The manosphere’s clinical signature—and I mean this with the seriousness the clinical register requires—is the refusal of symbolic castration. The structure is perverse in the precise Lacanian sense: a disavowal of the lack, an attempt to plug it with imaginary phallic substitutes (the body, the “alpha” posture, the revenue stream, the retweets, the curated harem). The perverse subject knows the lack is there but acts as if it were not; the whole performance is organized around the maintenance of this disavowal. One can read the entire manosphere as a vast collective enterprise dedicated to never admitting a single thing is missing.

Positive masculine strength is, then, rather unglamorous to describe. It consists of: the capacity to bear lack without demanding that someone plug it for you; the capacity to labor, in the full Hegelian sense, upon the material of one’s life (which includes one’s career, one’s relationships, one’s body, one’s obligations) and to be transformed by that labor; the capacity to face one’s death, one’s finitude, one’s limits, one’s eventual disappearance, and to act anyway; the capacity to desire, which requires accepting that you do not already have what you want; the capacity to love, which requires accepting that the beloved is not you and cannot be coerced into mirroring you. Strength in this sense is not the rejection of or immunization to weakness. It is not merely the overcoming of weakness in some dimension (like lifting weights to cultivate physical strength). It is a recognition that weakness is a part of the dialectic of strength, that all will be weak at times and in given circumstances. Strength then becomes (dialectically) the power to go on even when weak; to shelter the weak when you are strong, and to accept the shelter of others when you cannot be without experiencing the death of the psyche or the loss of identity. It goes back to the entirety of the Hegelian dialectic; you cannot abort it at any stage. You must work through it. That is true strength.

None of this is especially macho. None of it plays well in a thumbnail. But it is what the ancients were pointing at with their cardinal virtues, what the Stoics meant when they talked about a man’s relation to fortune, what the best religious traditions were trying (often clumsily) to transmit. It is also, not coincidentally, what the Hegelian bondsman achieves through his labor and his confrontation with death, and what the Nietzschean noble achieves in his self-affirming flourishing, minus the ressentiment, minus the image, minus the grift.

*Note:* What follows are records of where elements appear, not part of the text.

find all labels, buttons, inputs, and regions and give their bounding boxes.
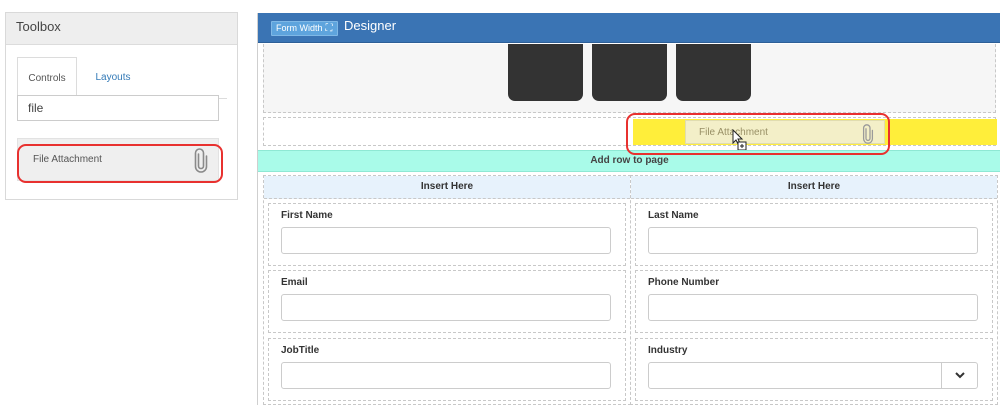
canvas-row-drop-target[interactable]: File Attachment bbox=[263, 117, 997, 146]
field-label: Industry bbox=[648, 345, 688, 356]
form-column-right: Insert Here Last Name Phone Number Indus… bbox=[630, 175, 998, 405]
canvas-row-images[interactable] bbox=[263, 44, 996, 113]
drag-ghost-file-attachment[interactable]: File Attachment bbox=[685, 120, 885, 144]
designer-header: Form Width ⛶ Designer bbox=[258, 13, 1000, 43]
industry-select[interactable] bbox=[648, 362, 978, 389]
field-industry[interactable]: Industry bbox=[635, 338, 993, 401]
field-email[interactable]: Email bbox=[268, 270, 626, 333]
chevron-down-icon bbox=[954, 372, 965, 379]
image-block[interactable] bbox=[592, 44, 667, 101]
toolbox-tabs: Controls Layouts bbox=[17, 57, 227, 99]
designer-title: Designer bbox=[344, 18, 397, 33]
field-label: First Name bbox=[281, 210, 333, 221]
toolbox-search-input[interactable] bbox=[17, 95, 219, 121]
toolbox-item-file-attachment[interactable]: File Attachment bbox=[17, 138, 219, 181]
insert-here-header[interactable]: Insert Here bbox=[264, 176, 630, 199]
toolbox-title: Toolbox bbox=[6, 13, 237, 45]
tab-controls[interactable]: Controls bbox=[17, 57, 77, 99]
expand-icon: ⛶ bbox=[325, 23, 333, 34]
job-title-input[interactable] bbox=[281, 362, 611, 389]
field-job-title[interactable]: JobTitle bbox=[268, 338, 626, 401]
field-label: Email bbox=[281, 277, 308, 288]
field-first-name[interactable]: First Name bbox=[268, 203, 626, 266]
field-label: Last Name bbox=[648, 210, 699, 221]
paperclip-icon bbox=[194, 148, 208, 173]
first-name-input[interactable] bbox=[281, 227, 611, 254]
form-width-label: Form Width bbox=[276, 23, 323, 33]
field-last-name[interactable]: Last Name bbox=[635, 203, 993, 266]
designer-panel: Form Width ⛶ Designer File Attachment Add… bbox=[257, 13, 1000, 405]
image-block[interactable] bbox=[676, 44, 751, 101]
image-block[interactable] bbox=[508, 44, 583, 101]
select-arrow[interactable] bbox=[941, 363, 977, 388]
insert-here-header[interactable]: Insert Here bbox=[631, 176, 997, 199]
add-row-bar[interactable]: Add row to page bbox=[258, 150, 1000, 172]
phone-number-input[interactable] bbox=[648, 294, 978, 321]
toolbox-item-label: File Attachment bbox=[33, 154, 102, 165]
field-phone-number[interactable]: Phone Number bbox=[635, 270, 993, 333]
email-input[interactable] bbox=[281, 294, 611, 321]
last-name-input[interactable] bbox=[648, 227, 978, 254]
drag-cursor-icon bbox=[732, 129, 747, 151]
tab-layouts[interactable]: Layouts bbox=[83, 57, 143, 99]
field-label: JobTitle bbox=[281, 345, 320, 356]
form-column-left: Insert Here First Name Email JobTitle bbox=[263, 175, 631, 405]
paperclip-icon bbox=[862, 124, 874, 144]
field-label: Phone Number bbox=[648, 277, 720, 288]
form-width-button[interactable]: Form Width ⛶ bbox=[271, 21, 338, 36]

The men being sold self-victimization by the Free Press are not being offered masculinity. They are being offered a very expensive, very monetized counterfeit: the aesthetic of mastery draped over the psychological structure of a bondsman who has not yet done the work. They are, in the most literal sense, paying for the privilege of remaining weak while being told they are strong.

That is not tragedy. It is commerce. And the cure, for any given man on the receiving end of this pitch, is simply to do the work that no influencer can do for him: to sit with his own finitude, to labor upon his own life, and to stop demanding that the world apologize for failing to honor a version of himself he has not yet earned.

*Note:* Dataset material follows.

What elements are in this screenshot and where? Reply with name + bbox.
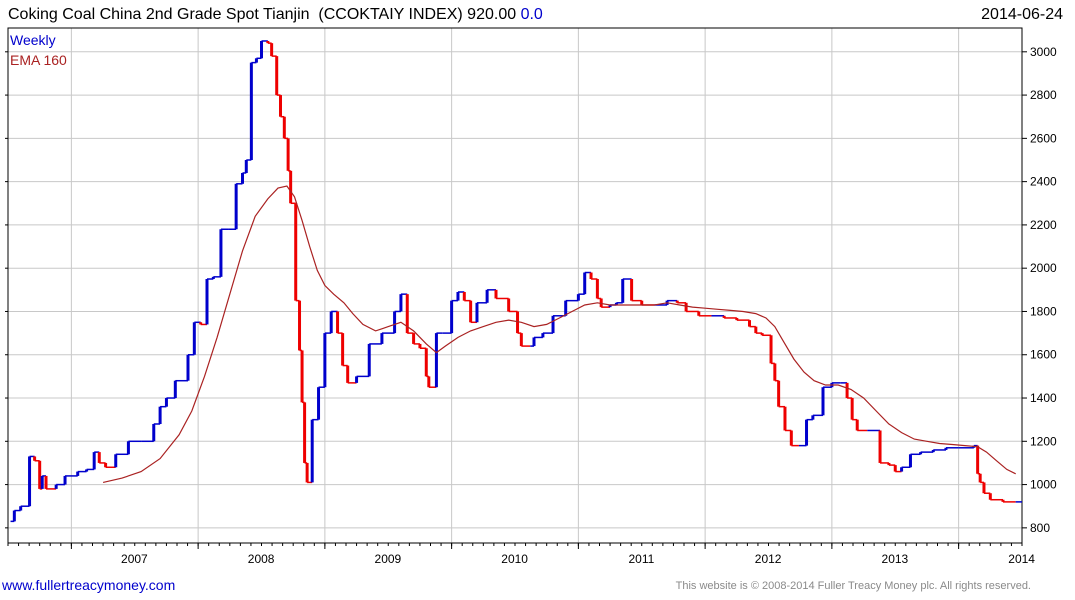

An aged bearded father in a red cloak places both hands gently on the back of his kneeling son, whose head is buried against his chest, in a dimly lit Baroque interior with three onlookers watching from the shadows.
Rembrandt, The Return of the Prodigal Son (c. 1669). Shelter the weak when strong; accept the shelter of others when you cannot. (Painted four centuries before this post, and not improved upon.)

Strength, in the end, is not being honored. It is being the sort of person who could bear not being honored and still do the right thing.